The throat of the rocket nozzle allows to position the actuators of the rear surfaces within the cylindrical contour and sometimes you will see a cable conduit running along the outside of an otherwise cylindrical fuselage.

For the turbojet-propelled missiles: their body shape is determined by their storage. Submarine-launched cruise missiles have the same diameter as a torpedo, for very practical reasons: They are meant to be launched from torpedo tubes.

Air-launched cruise missiles which are stored on rotary launchers have a rounded trapezoidal cross section, so more of them can be stored in a constrained space.

Regarding the myth of the efficiency-enhancing lift-producing fuselage: This has been laid to rest for more than half a century by now. What counts is the lift-to-drag ratio and producing lift is trivial when the minimal speed during your mission is somewhere around Mach 0.5.

At high dynamic pressure everything will produce ample lift. Now the goal has to be to do so with minimal drag. Using proper wings makes lift production very efficient, and the cross section of the fuselage will not have much influence here. As a slender body the fuselage produces lift mostly where its width increases, regardless of cross section shape.

Answer 2

There are several reasons why most missiles have a round shape. I try to list (some of them) in roughly ascending order of importance:

• Round shapes with wings are easy to calculate: Well known rough calculation methods exist which tell you which performance you can expect from a tubular shape at which you attach some wings. For example Missile Datcom is extensively used to calculate some performance numbers.

• For the rocket engine, normally solid fuel is used. As the canister containing this fuel has to withstand the pressure of the rocket fuel while burning, a circular cross-section is optimal. However the aeroshell and the cylinder containing the rocket fuel are normally not the same. If it were, you would see an racetrack containing conduits for ignition and actuators, like you see on big rockets (like the Falcon 9).

• Wings are efficient: Instead of going through the hazzle of designing, testing and manufacturing a complicated lifting body for which you probably still need wings, a tubular body is well tested and worked in the past. Wings are very well understood, and a lot of expertise exists to design these.

• Wings can be deployed: You can unfold a wing, but you cannot unfold a lifting body. This is also important for my last argument.

• A round shape is easy to manufacture: A tube with a pointy nose and some fins is easy and cheap to manufacture. As missiles are produced in fairly high numbers, ease of manufacture is therefore an important consideration.
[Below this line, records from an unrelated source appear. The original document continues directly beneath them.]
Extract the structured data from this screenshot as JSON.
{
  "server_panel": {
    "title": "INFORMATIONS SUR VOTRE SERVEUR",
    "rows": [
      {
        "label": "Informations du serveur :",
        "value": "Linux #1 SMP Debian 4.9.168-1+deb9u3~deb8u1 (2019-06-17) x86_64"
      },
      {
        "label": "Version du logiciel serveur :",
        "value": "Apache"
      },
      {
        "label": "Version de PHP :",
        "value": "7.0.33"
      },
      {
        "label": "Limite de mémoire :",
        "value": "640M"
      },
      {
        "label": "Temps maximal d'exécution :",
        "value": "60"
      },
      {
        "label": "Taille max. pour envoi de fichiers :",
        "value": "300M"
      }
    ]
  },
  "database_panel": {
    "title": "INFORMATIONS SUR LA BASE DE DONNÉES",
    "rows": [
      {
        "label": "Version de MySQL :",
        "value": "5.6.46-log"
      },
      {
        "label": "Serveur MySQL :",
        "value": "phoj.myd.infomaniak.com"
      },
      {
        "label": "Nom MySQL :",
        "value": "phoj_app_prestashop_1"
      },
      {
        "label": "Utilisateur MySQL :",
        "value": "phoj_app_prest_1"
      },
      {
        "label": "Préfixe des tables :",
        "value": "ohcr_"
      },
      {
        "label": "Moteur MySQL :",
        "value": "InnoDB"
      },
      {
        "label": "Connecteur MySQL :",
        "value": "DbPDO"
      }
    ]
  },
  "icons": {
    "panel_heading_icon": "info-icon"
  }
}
• A circular body is easy to be containerized into some launch/deployment canister. Missiles and similar weapons are often delivered in some canister out of which it is then deployed. The missile has to fit in this container. A circular cross-section is the most efficient way to put such a missile into this canister, as it has the least surface for the most amount of space (which also optimized aerodynamics). This containerization is also important for folding out wings and fins.

However all of these are only arguments for a circular crosssection. With the proliferation of modern CFD methods for example, it becomes much easier to design more complex shapes. More modern missile designs may feature quadratic or triangular shapes, e.g. the AGM-86 ALCM (Air Launched Cruise Missile) as pointed out by WPNSGuy.

Answer 3

And some missiles are NOT cylindrical. Here, 6x AGM-86 ALCM (Air Launched Cruise Missile) on a B-52 left wing pylon.
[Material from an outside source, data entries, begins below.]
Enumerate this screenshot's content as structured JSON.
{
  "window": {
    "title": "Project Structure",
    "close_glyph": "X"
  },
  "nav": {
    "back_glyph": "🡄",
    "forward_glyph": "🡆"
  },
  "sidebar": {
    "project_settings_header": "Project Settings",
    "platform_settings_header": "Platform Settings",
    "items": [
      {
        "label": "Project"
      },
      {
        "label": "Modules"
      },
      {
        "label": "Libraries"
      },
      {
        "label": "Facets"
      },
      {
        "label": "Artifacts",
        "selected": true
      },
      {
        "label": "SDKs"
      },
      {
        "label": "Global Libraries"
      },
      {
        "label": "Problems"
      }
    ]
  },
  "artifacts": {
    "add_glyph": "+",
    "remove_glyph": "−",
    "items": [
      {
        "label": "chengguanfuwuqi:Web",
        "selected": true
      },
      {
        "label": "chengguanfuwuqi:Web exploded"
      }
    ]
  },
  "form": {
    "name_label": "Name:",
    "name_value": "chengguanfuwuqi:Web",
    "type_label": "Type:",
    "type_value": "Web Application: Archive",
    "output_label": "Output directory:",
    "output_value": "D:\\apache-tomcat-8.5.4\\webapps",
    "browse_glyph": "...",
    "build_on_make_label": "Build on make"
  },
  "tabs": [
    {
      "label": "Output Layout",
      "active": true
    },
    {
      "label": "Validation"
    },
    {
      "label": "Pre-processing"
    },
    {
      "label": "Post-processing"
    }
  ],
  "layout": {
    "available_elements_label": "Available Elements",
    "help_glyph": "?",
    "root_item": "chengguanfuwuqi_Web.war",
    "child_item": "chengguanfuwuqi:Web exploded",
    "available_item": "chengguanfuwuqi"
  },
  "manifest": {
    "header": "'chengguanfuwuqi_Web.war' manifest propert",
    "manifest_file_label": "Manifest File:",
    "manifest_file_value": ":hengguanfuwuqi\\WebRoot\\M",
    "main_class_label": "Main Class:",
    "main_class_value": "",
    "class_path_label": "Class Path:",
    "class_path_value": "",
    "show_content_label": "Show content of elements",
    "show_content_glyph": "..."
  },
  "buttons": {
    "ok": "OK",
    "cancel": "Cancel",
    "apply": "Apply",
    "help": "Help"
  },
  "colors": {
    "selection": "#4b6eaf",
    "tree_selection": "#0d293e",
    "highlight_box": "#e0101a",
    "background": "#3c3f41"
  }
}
photo courtesy of NARA - https://nara.getarchive.net/media/technicians-check-the-left-wing-pylon-of-a-92nd-bomb-wing-b-52g-stratofortress-6d1f18

Answer 4

Another factor: Missiles need a nice, smooth skin for aerodynamic reasons. You use less skin to contain a round missile than you use to contain a non-round missile. Thus the round missile flies a bit further than the otherwise-identical non-round missile.

Answer 5

Missiles are essentially rockets, and rockets don't have lifting surfaces for the simple reason that they don't need to generate lift, because the thrust that their engine(s) produce is more than able to overcome both gravity and aerodynamic drag.